O TdC recusou o visto prévio a dois contratos do IPO de Coimbra para aquisição de medicamentos para o tratamento de cancro. O motivo, explica o tribunal, deve-se “à inexistência de fundos disponíveis para suportar as despesas assumidas”. O problema decorre da Lei dos Compromissos e dos Pagamentos em Atraso, introduzida durante a intervenção da troika, e para o qual o tribunal tem alertado desde 2018.
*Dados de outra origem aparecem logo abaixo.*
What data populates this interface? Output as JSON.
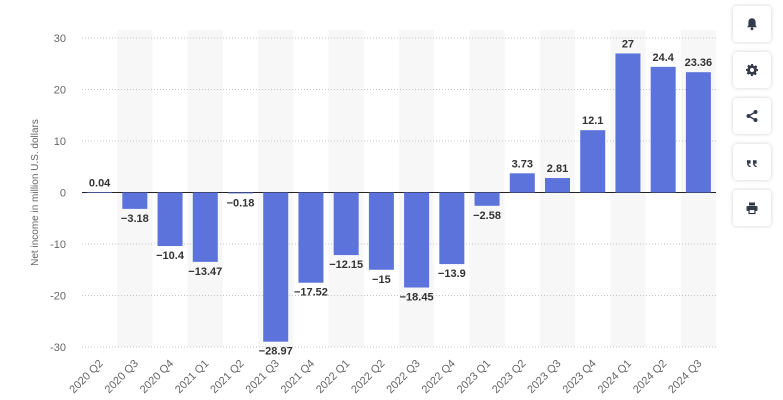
{
  "chart_data": {
    "type": "bar",
    "ylabel": "Net income in million U.S. dollars",
    "ylim": [
      -30,
      30
    ],
    "yticks": [
      30,
      20,
      10,
      0,
      -10,
      -20,
      -30
    ],
    "grid": true,
    "categories": [
      "2020 Q2",
      "2020 Q3",
      "2020 Q4",
      "2021 Q1",
      "2021 Q2",
      "2021 Q3",
      "2021 Q4",
      "2022 Q1",
      "2022 Q2",
      "2022 Q3",
      "2022 Q4",
      "2023 Q1",
      "2023 Q2",
      "2023 Q3",
      "2023 Q4",
      "2024 Q1",
      "2024 Q2",
      "2024 Q3"
    ],
    "values": [
      0.04,
      -3.18,
      -10.4,
      -13.47,
      -0.18,
      -28.97,
      -17.52,
      -12.15,
      -15,
      -18.45,
      -13.9,
      -2.58,
      3.73,
      2.81,
      12.1,
      27,
      24.4,
      23.36
    ],
    "value_labels": [
      "0.04",
      "−3.18",
      "−10.4",
      "−13.47",
      "−0.18",
      "−28.97",
      "−17.52",
      "−12.15",
      "−15",
      "−18.45",
      "−13.9",
      "−2.58",
      "3.73",
      "2.81",
      "12.1",
      "27",
      "24.4",
      "23.36"
    ],
    "bar_color": "#5b73da"
  },
  "toolbar": {
    "buttons": [
      {
        "name": "notification-button",
        "icon": "bell-icon"
      },
      {
        "name": "settings-button",
        "icon": "gear-icon"
      },
      {
        "name": "share-button",
        "icon": "share-icon"
      },
      {
        "name": "cite-button",
        "icon": "quote-icon"
      },
      {
        "name": "print-button",
        "icon": "printer-icon"
      }
    ]
  }
}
O Bloco de Esquerda, que frisa que sempre se opôs a esta legislação, defende que ​“a Lei dos Compromissos está deliberadamente a impedir o investimento no SNS e a aquisição de bens e serviços essenciais para os utentes” ao exigir a demonstração de fundos próprios disponíveis e de saldo positivo por parte das instituições do SNS na altura em que são assumidos os compromissos, e sabendo de antemão o subfinanciamento do SNS e a existência de necessidade de aquisição de terapêuticas caras ou de assunção de compromissos de investimento que são também de monta”.
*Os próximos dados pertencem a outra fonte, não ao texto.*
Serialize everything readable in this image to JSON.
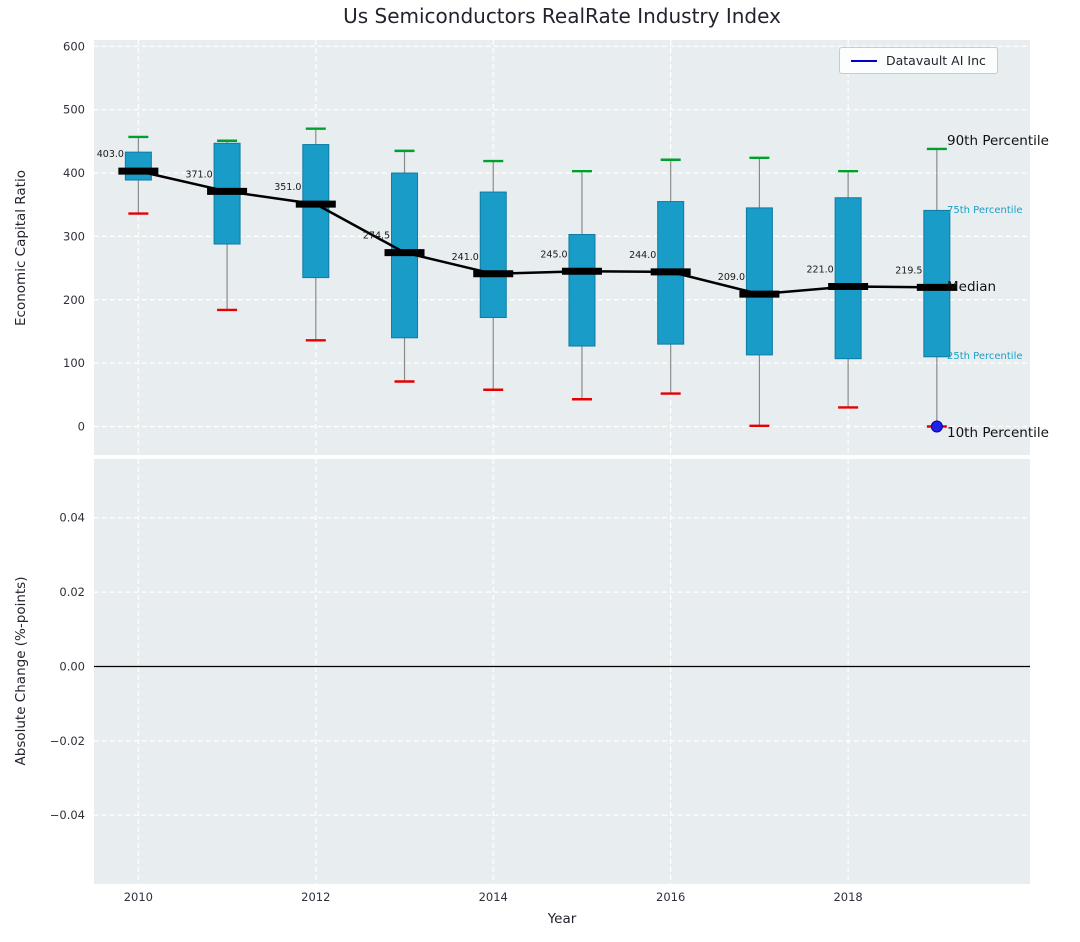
{
  "title": "Us Semiconductors RealRate Industry Index",
  "legend": {
    "label": "Datavault AI Inc"
  },
  "annotations": {
    "p90": "90th Percentile",
    "p75": "75th Percentile",
    "median": "Median",
    "p25": "25th Percentile",
    "p10": "10th Percentile"
  },
  "style": {
    "plot_bg": "#e8edf0",
    "grid_color": "#ffffff",
    "box_fill": "#1a9cc9",
    "box_edge": "#0e7ba3",
    "whisker_color": "#8a8a8a",
    "cap_high_color": "#00a02c",
    "cap_low_color": "#e60000",
    "median_color": "#000000",
    "trend_color": "#000000",
    "company_line_color": "#0000cc",
    "company_dot_color": "#2222e6",
    "small_annotation_color": "#1a9fc4",
    "tick_color": "#30303b",
    "zero_line_color": "#000000"
  },
  "chart_data": [
    {
      "type": "boxplot",
      "title": "Us Semiconductors RealRate Industry Index",
      "xlabel": "Year",
      "ylabel": "Economic Capital Ratio",
      "ylim": [
        -45,
        610
      ],
      "xlim": [
        2009.5,
        2020.05
      ],
      "yticks": [
        0,
        100,
        200,
        300,
        400,
        500,
        600
      ],
      "xticks": [
        2010,
        2012,
        2014,
        2016,
        2018
      ],
      "grid": true,
      "legend_position": "upper right",
      "categories": [
        2010,
        2011,
        2012,
        2013,
        2014,
        2015,
        2016,
        2017,
        2018,
        2019
      ],
      "series": [
        {
          "name": "90th Percentile",
          "values": [
            457,
            451,
            470,
            435,
            419,
            403,
            421,
            424,
            403,
            438
          ]
        },
        {
          "name": "75th Percentile",
          "values": [
            433,
            447,
            445,
            400,
            370,
            303,
            355,
            345,
            361,
            341
          ]
        },
        {
          "name": "Median",
          "values": [
            403.0,
            371.0,
            351.0,
            274.5,
            241.0,
            245.0,
            244.0,
            209.0,
            221.0,
            219.5
          ]
        },
        {
          "name": "25th Percentile",
          "values": [
            389,
            288,
            235,
            140,
            172,
            127,
            130,
            113,
            107,
            110
          ]
        },
        {
          "name": "10th Percentile",
          "values": [
            336,
            184,
            136,
            71,
            58,
            43,
            52,
            1,
            30,
            0
          ]
        },
        {
          "name": "Datavault AI Inc",
          "x": [
            2019
          ],
          "values": [
            0
          ]
        }
      ],
      "median_labels": [
        "403.0",
        "371.0",
        "351.0",
        "274.5",
        "241.0",
        "245.0",
        "244.0",
        "209.0",
        "221.0",
        "219.5"
      ]
    },
    {
      "type": "line",
      "xlabel": "Year",
      "ylabel": "Absolute Change (%-points)",
      "ylim": [
        -0.0585,
        0.0558
      ],
      "yticks": [
        0.04,
        0.02,
        0.0,
        -0.02,
        -0.04
      ],
      "xticks": [
        2010,
        2012,
        2014,
        2016,
        2018
      ],
      "grid": true,
      "zero_line": 0.0,
      "series": []
    }
  ]
}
Face ao exposto, o BE propõe que a lei em causa deixe de incluir na sua redacção, como acontece actualmente, “todas as entidades públicas do Serviço Nacional de Saúde”. E inclui mesmo a seguinte referência no texto: “Excluem-se do âmbito de aplicação da presente lei as entidades públicas do Serviço Nacional de Saúde.”

É cada vez mais evidente que esta situação não se pode manter, sob prejuízo de continuarmos a ter hospitais impedidos de adquirir medicamentos e de contratar serviços e terapêuticas”, justifica o Bloco de Esquerda.

De acordo com a Lei dos Compromissos e dos Pagamentos em Atraso, nenhuma despesa pode ser autorizada se o hospital não demonstrar que tem fundos disponíveis no momento em que assume o compromisso e no futuro, durante o período programado para o pagamento. No caso do IPO de Coimbra, estão em causa dois contratos para aquisição de medicamentos para tratamentos oncológicos, para os quais o TdC concluiu não haver fundos disponíveis e por isso recusou os vistos.

Um dos concursos foi celebrado a 23 de Fevereiro deste ano, para vigorar até 31 de Dezembro, para a aquisição de um medicamento para o tratamento do cancro da próstata, no valor de um milhão e duzentos mil euros (acrescido de IVA). O outro concurso em causa foi para a aquisição de um medicamento para o tratamento de cancro da mama, com o valor de 960 mil euros (acrescido de IVA), celebrado a 6 de Março e para vigorar também até ao final deste ano.

Salientando que “não se põe em causa a imprescindibilidade da aquisição” destes medicamentos, o TdC afirma que “tem vindo a ser sucessivamente confrontado com a falta de fundos disponíveis no que toca a instituições que integram o Serviço Nacional de Saúde”. E diz ficar claro “do elenco de factos provados”, nos dois acórdãos divulgados nesta segunda-feira, que o IPO de Coimbra “não dispõe de dotação orçamental suficiente que lhe permita suportar” os compromissos assumidos.

O projecto de lei do Bloco refere ainda que “o Tribunal de Contas tem assinalado constantemente a necessidade de alterações legislativas para que estas situações não se continuem a repetir. São vários os acórdãos deste tribunal que apontam a Lei dos Compromissos e dos Pagamentos em Atraso e a Lei de Enquadramento Orçamental como fonte do problema”, sublinha o partido.